In this role, SREs are expected to create and maintain comprehensive technical documentation, which includes architecture diagrams and standard operating procedures. Additionally, they must be adept at troubleshooting issues related to resource allocation, such as CPU and memory management, to optimize system performance.
To be considered for the Site Reliability Engineer position, candidates must possess a strong foundation in programming and scripting languages, such as Java, Python, Bash, or PowerShell. Hands-on experience in SRE practices, DevOps methodologies, and cloud operations is essential for success in this role.
Moreover, familiarity with security technologies, including identity and access management, network security, and data protection, is crucial. Experience with container orchestration technologies like Kubernetes is also highly valued, as it enhances the candidate's ability to manage and deploy applications effectively.

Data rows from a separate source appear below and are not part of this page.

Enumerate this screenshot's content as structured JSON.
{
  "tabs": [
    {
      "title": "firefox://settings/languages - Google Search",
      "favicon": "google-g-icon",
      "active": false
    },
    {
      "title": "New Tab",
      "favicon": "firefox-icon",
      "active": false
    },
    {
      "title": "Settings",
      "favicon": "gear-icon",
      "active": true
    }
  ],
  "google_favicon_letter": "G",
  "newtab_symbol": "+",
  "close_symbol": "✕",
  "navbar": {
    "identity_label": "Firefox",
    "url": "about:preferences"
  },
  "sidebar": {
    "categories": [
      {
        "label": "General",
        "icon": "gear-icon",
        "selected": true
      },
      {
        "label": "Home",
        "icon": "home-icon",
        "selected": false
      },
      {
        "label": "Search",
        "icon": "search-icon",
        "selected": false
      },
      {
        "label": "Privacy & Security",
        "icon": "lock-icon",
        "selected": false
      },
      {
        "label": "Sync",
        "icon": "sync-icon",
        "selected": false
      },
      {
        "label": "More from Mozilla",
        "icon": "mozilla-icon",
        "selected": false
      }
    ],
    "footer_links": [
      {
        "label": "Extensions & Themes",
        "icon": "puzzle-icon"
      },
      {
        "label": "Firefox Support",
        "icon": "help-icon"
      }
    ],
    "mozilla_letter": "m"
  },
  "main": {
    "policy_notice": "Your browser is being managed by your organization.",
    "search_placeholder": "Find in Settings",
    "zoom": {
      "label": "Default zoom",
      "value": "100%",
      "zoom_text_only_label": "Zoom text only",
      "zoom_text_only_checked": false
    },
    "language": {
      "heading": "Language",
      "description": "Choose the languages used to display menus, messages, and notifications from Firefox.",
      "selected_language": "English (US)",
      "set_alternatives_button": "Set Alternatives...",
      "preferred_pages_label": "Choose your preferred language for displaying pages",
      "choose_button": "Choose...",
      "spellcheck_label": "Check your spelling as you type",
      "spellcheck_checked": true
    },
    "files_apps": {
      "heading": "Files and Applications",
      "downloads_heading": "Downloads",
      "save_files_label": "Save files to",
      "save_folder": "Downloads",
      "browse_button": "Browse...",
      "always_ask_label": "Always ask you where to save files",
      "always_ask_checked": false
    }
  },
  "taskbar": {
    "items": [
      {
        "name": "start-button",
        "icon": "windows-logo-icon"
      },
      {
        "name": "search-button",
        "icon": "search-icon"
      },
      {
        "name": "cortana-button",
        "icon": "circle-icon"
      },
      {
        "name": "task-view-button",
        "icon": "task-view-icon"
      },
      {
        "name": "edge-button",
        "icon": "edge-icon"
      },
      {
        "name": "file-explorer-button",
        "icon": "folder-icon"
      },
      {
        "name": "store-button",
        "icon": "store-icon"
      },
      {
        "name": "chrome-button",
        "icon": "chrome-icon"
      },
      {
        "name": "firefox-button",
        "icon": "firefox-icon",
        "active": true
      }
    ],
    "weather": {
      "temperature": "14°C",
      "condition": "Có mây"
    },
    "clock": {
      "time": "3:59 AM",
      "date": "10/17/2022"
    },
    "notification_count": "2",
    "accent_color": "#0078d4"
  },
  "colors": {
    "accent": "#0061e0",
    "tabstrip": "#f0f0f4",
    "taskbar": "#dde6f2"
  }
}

TP-Link Systems Inc. prides itself on fostering a culture of professionalism, innovation, and excellence. The company is committed to creating an inclusive work environment that values diversity and encourages collaboration among its employees.
With a focus on continuous improvement, TP-Link invests in the personal and professional development of its workforce. This commitment is reflected in its various team-building events and health and wellness benefits, which aim to enhance employee satisfaction and productivity.
The compensation package for the Site Reliability Engineer position at TP-Link Systems Inc. is competitive, with a salary range of $100,000 to $140,000. In addition to a robust salary, employees enjoy a range of benefits, including fully paid medical, dental, and vision insurance, along with contributions to 401k funds.
Other perks include free snacks and drinks, catered lunches on Fridays, and health and wellness benefits such as gym memberships. Employees also benefit from bi-annual performance reviews and annual pay increases, ensuring that their contributions are recognized and rewarded.